There was consensus among the participants in the workshop that developing a broader and deeper GIS infrastructure throughout NIH for medical research is needed. The discussion highlighted numerous benefits of geography and GIScience to NIH's health research programs. Examples of the benefits of a large-scale GIS infrastructure to health and biomedical researchers include generation of research hypotheses through discovering geographic patterns and by analyzing data in ways that would not otherwise be possible, increased ability to understand gene-environment interactions and their role in disease occurrence, ability to advance mobile health systems by incorporating real-time GPS/GIS technologies, and the potential to integrate and link other major health databases with such an infrastructure.

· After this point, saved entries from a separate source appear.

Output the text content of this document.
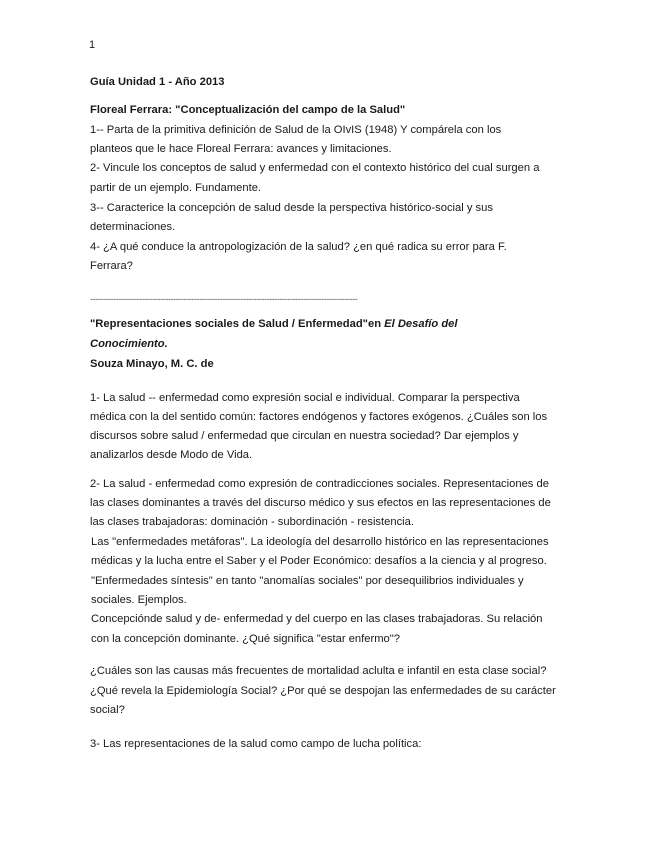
1
Guía Unidad 1 - Año 2013
Floreal Ferrara: "Conceptualización del campo de la Salud"
1-- Parta de la primitiva definición de Salud de la OIvIS (1948) Y compárela con los
planteos que le hace Floreal Ferrara: avances y limitaciones.
2- Vincule los conceptos de salud y enfermedad con el contexto histórico del cual surgen a
partir de un ejemplo. Fundamente.
3-- Caracterice la concepción de salud desde la perspectiva histórico-social y sus
determinaciones.
4- ¿A qué conduce la antropologización de la salud? ¿en qué radica su error para F.
Ferrara?
-------------------------------------------------------------------------------------------------------
"Representaciones sociales de Salud / Enfermedad"en El Desafío del
Conocimiento.
Souza Minayo, M. C. de
1- La salud -- enfermedad como expresión social e individual. Comparar la perspectiva
médica con la del sentido común: factores endógenos y factores exógenos. ¿Cuáles son los
discursos sobre salud / enfermedad que circulan en nuestra sociedad? Dar ejemplos y
analizarlos desde Modo de Vida.
2- La salud - enfermedad como expresión de contradicciones sociales. Representaciones de
las clases dominantes a través del discurso médico y sus efectos en las representaciones de
las clases trabajadoras: dominación - subordinación - resistencia.
Las "enfermedades metáforas". La ideología del desarrollo histórico en las representaciones
médicas y la lucha entre el Saber y el Poder Económico: desafíos a la ciencia y al progreso.
"Enfermedades síntesis" en tanto "anomalías sociales" por desequilibrios individuales y
sociales. Ejemplos.
Concepciónde salud y de- enfermedad y del cuerpo en las clases trabajadoras. Su relación
con la concepción dominante. ¿Qué significa "estar enfermo"?
¿Cuáles son las causas más frecuentes de mortalidad aclulta e infantil en esta clase social?
¿Qué revela la Epidemiología Social? ¿Por qué se despojan las enfermedades de su carácter
social?
3- Las representaciones de la salud como campo de lucha política:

Workshop participants also discussed the substantial challenges to the implementation of such an ambitious project. These challenges include dealing with locational privacy and confidentiality issues; developing and disseminating GIS and analytic modeling tools specific to the needs of health and biomedical researchers; and incorporating training and education in GIS, geospatial tools, and spatial thinking for health and biomedical researchers. Participants also recognized the importance of having a forward-looking strategy in developing an NIH-wide GIS infrastructure, being mindful of new and emerging technologies, including, for example, the geospatial web, social media, new information from electronic medical records, real-time health monitoring, and developments in sensor and location-aware technologies.

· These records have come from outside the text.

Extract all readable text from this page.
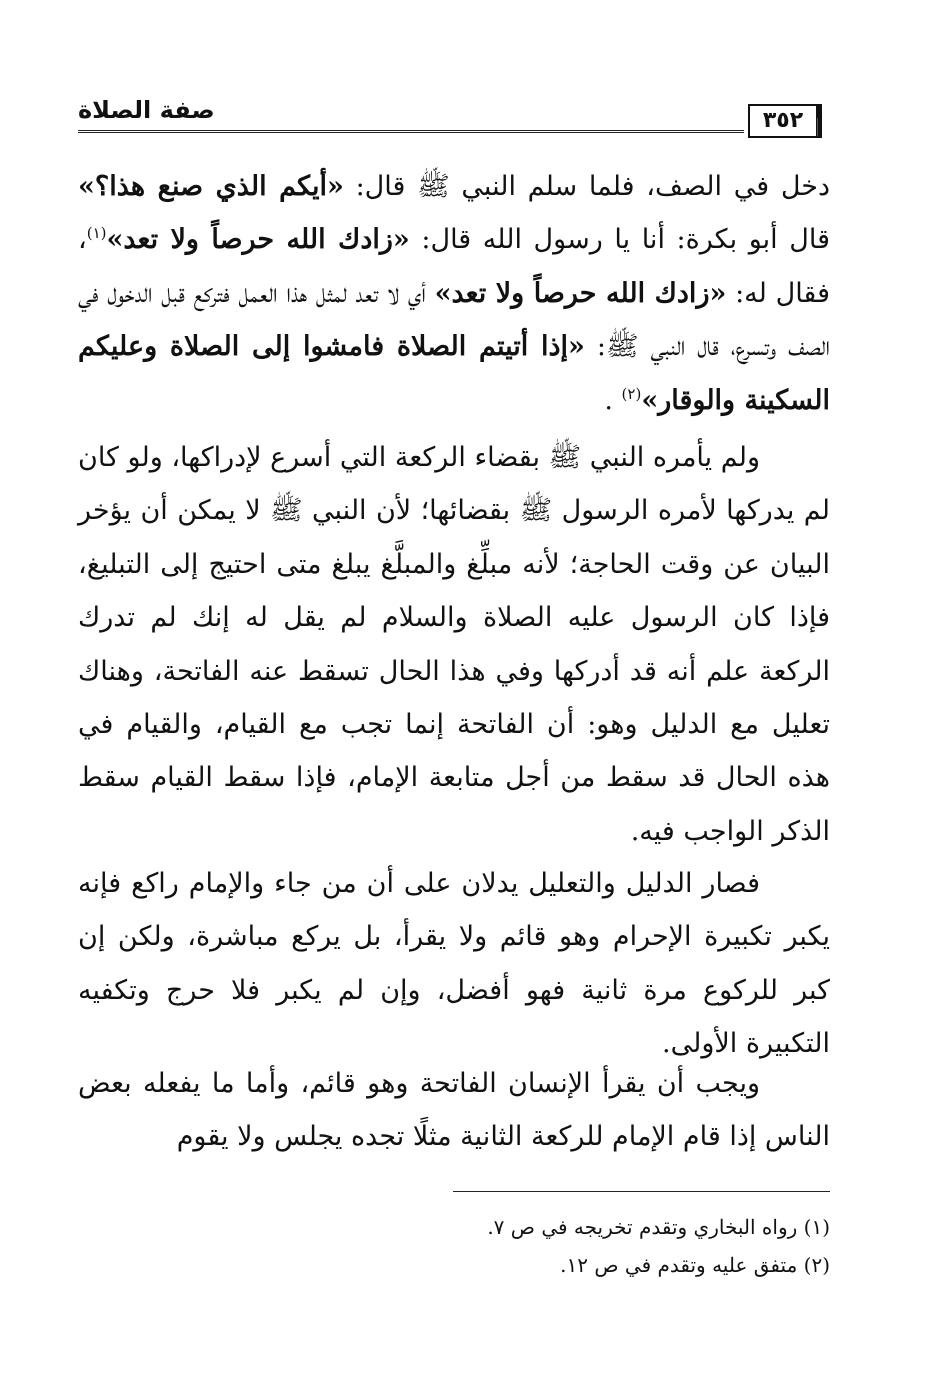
صفة الصلاة	٣٥٢

دخل في الصف، فلما سلم النبي ﷺ قال: «أيكم الذي صنع هذا؟» قال أبو بكرة: أنا يا رسول الله قال: «زادك الله حرصاً ولا تعد»$^{(١)}$، فقال له: «زادك الله حرصاً ولا تعد» أي لا تعد لمثل هذا العمل فتركع قبل الدخول في الصف وتسرع، قال النبي ﷺ: «إذا أتيتم الصلاة فامشوا إلى الصلاة وعليكم السكينة والوقار»$^{(٢)}$ .

ولم يأمره النبي ﷺ بقضاء الركعة التي أسرع لإدراكها، ولو كان لم يدركها لأمره الرسول ﷺ بقضائها؛ لأن النبي ﷺ لا يمكن أن يؤخر البيان عن وقت الحاجة؛ لأنه مبلِّغ والمبلَّغ يبلغ متى احتيج إلى التبليغ، فإذا كان الرسول عليه الصلاة والسلام لم يقل له إنك لم تدرك الركعة علم أنه قد أدركها وفي هذا الحال تسقط عنه الفاتحة، وهناك تعليل مع الدليل وهو: أن الفاتحة إنما تجب مع القيام، والقيام في هذه الحال قد سقط من أجل متابعة الإمام، فإذا سقط القيام سقط الذكر الواجب فيه.

فصار الدليل والتعليل يدلان على أن من جاء والإمام راكع فإنه يكبر تكبيرة الإحرام وهو قائم ولا يقرأ، بل يركع مباشرة، ولكن إن كبر للركوع مرة ثانية فهو أفضل، وإن لم يكبر فلا حرج وتكفيه التكبيرة الأولى.

ويجب أن يقرأ الإنسان الفاتحة وهو قائم، وأما ما يفعله بعض الناس إذا قام الإمام للركعة الثانية مثلًا تجده يجلس ولا يقوم

(١) رواه البخاري وتقدم تخريجه في ص ٧.
(٢) متفق عليه وتقدم في ص ١٢.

The next steps for pursuing the concept of a large-scale, NIH-wide geospatial infrastructure to support health research will include wide dissemination of the AAG-NIH Workshop Report to both the geography and health and biomedical research communities, preparing a more detailed inventory of the portfolio of intramural and extramural GIS projects supported by NIH, and developing NIH requests for proposals and focused workshop proposals that address specific research needs related to such a complex infrastructure. Potential research would need, for example, to address spatiotemporal analysis in health research, where issues of scale, privacy, large datasets, and computational capacity are just some of the areas that need to be investigated; defining a distributed computing architecture (including cloud computing) for an NIH-wide GIS; developing a common language, or ontology, shared by biomedical researchers and geographers to foster collaboration; and addressing other needs and challenges described above. The workshop concluded with an executive briefing for senior leadership from many institutes in the NIH.

If successful, I believe this AAG initiative will open new doors for geographic research and discovery at NIH in collaboration with biomedical scientists at most institutes within NIH and in related public health fields, as well. For geographers, GIScientists, and medical researchers alike, it also holds real promise for making a meaningful difference in the health and lives of people around the world.